Wings startet Studiengang Forensic Engineering; Copyright: Marc Schultz-Coulon
Wings startet Studiengang Forensic Engineering; Copyright: Marc Schultz-Coulon

Zum Wintersemester 2014/2015 erweitert WINGS, das Fernstudienzentrum der Hochschule Wismar, das Weiterbildungsangebot um den berufsbegleitenden Fernstudiengang „Bachelor Forensic Engineering“. Konzipiert wurde der Fernstudiengang in einem Kooperationsprojekt des IT-Sicherheitsunternehmens PAN AMP aus Hamburg und der Hochschule Wismar. Es entsteht ein neues Berufsfeld mit ausgebildeten Spezialisten für den Kampf gegen Internetkriminalität.

Angesichts der wachsenden Anzahl und zunehmenden Intensität von Internetstraftaten spielt Cyberkriminalität eine immer größere Rolle in der Arbeit von Polizei und Staatsanwaltschaft. Auch in der Privatwirtschaft nimmt der Bedarf an fachkundigem Personal stetig zu: Experten, die Gefahren aufspüren, Netzwerke sichern und Straftaten aufklären, sind sehr gefragt. Im Kampf gegen die Cyberkriminalität mangelt es Behörden und Unternehmen jedoch noch immer an einem ganzheitlichen Ansatz – so auch das Fazit des aktuellen Bundeslagebildes zur Cyberkriminalität, das das Bundeskriminalamt im August dieses Jahres veröffentlichte.

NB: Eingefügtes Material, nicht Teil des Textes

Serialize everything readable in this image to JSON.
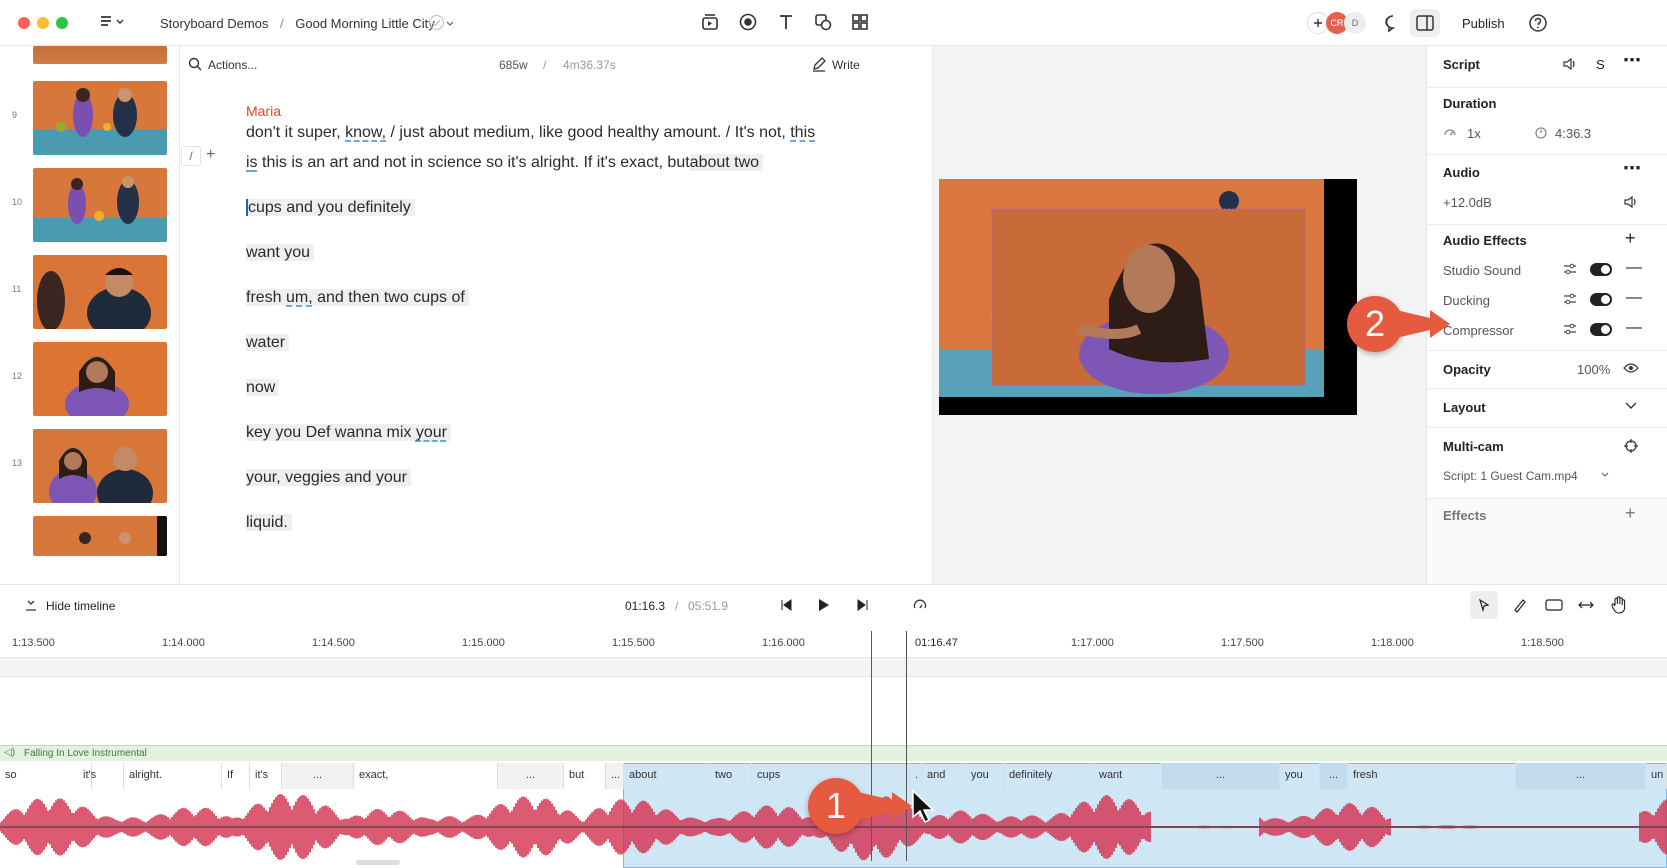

„Wenn es darum geht, Beweise zu sichern, sie zu analysieren und Ergebnisse auszuwerten, handeln die Ermittler meist auf Grundlage ihrer jeweils eigenen Erfahrungen. Es gibt keine einheitlichen Standards, keine gemeinsamen Vorgehensweisen“, erklärt der Vorstand des Hamburger IT-Sicherheitsunternehmens PAN AMP, Bert Weingarten. „Die Arbeit der Ermittler wird dadurch spürbar belastet. Mit vielen unterschiedlichen Standards arbeiten zu müssen, kostet Zeit und Kraft – und leider auch immer wieder Ermittlungserfolge.“

Gemeinsam mit der Hochschule Wismar entwarf PAN AMP deshalb das Konzept für den berufsbegleitenden Fernstudiengang „Bachelor Forensic Engineering“. Das Angebot richtet sich gezielt an Mitarbeiter staatlicher Institutionen und privatwirtschaftlicher Unternehmen, die in ihrem Arbeitsalltag bereits erste Erfahrungen im operativen Geschäft der IT-Sicherheit sammeln konnten. Nach erfolgreichem Abschluss erhalten die Studierenden den staatlichen Hochschulabschluss „Bachelor of Engineering (B.Eng.)“.

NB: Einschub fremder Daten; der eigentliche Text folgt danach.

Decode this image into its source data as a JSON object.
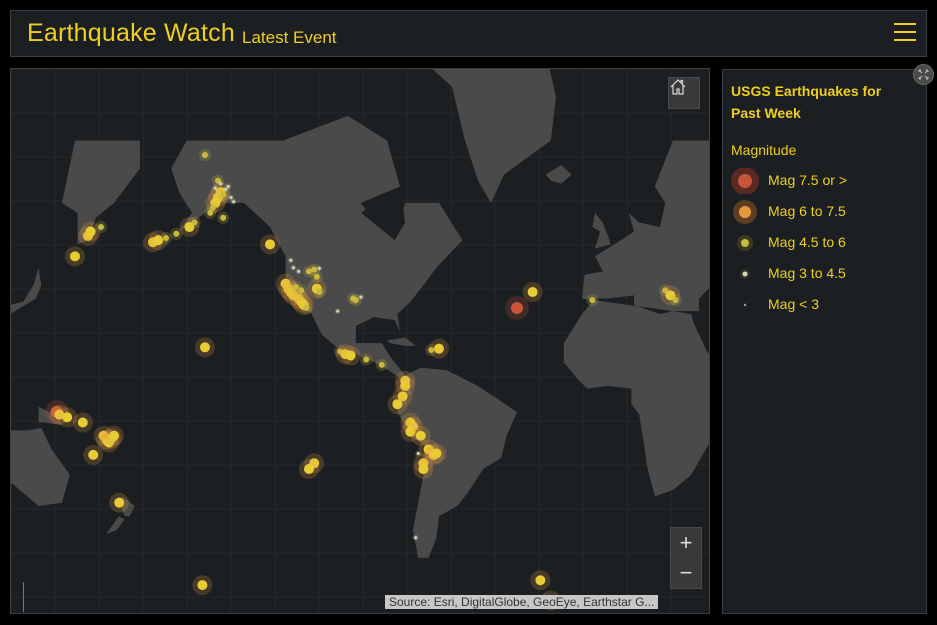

Umgesetzt wird das Konzept von WINGS, dem Fernstudienzentrum der Hochschule Wismar. Den „Bachelor Forensic Engineering“ als Fernstudiengang anzubieten, ist wohl kalkuliert. „Das berufsbegleitende Fernstudium ist am besten geeignet, um den Ansprüchen der Studierenden sowie deren Arbeitgebern gerecht zu werden. Weder Behörden noch Unternehmen können es sich erlauben, Mitarbeiter aus dem operativen Geschäft für die gesamte Zeit freizustellen, die ein Präsenzstudium in Anspruch nehmen würde“, erklärt Prof. Bodo Wiegand-Hoffmeister, Rektor der Hochschule Wismar.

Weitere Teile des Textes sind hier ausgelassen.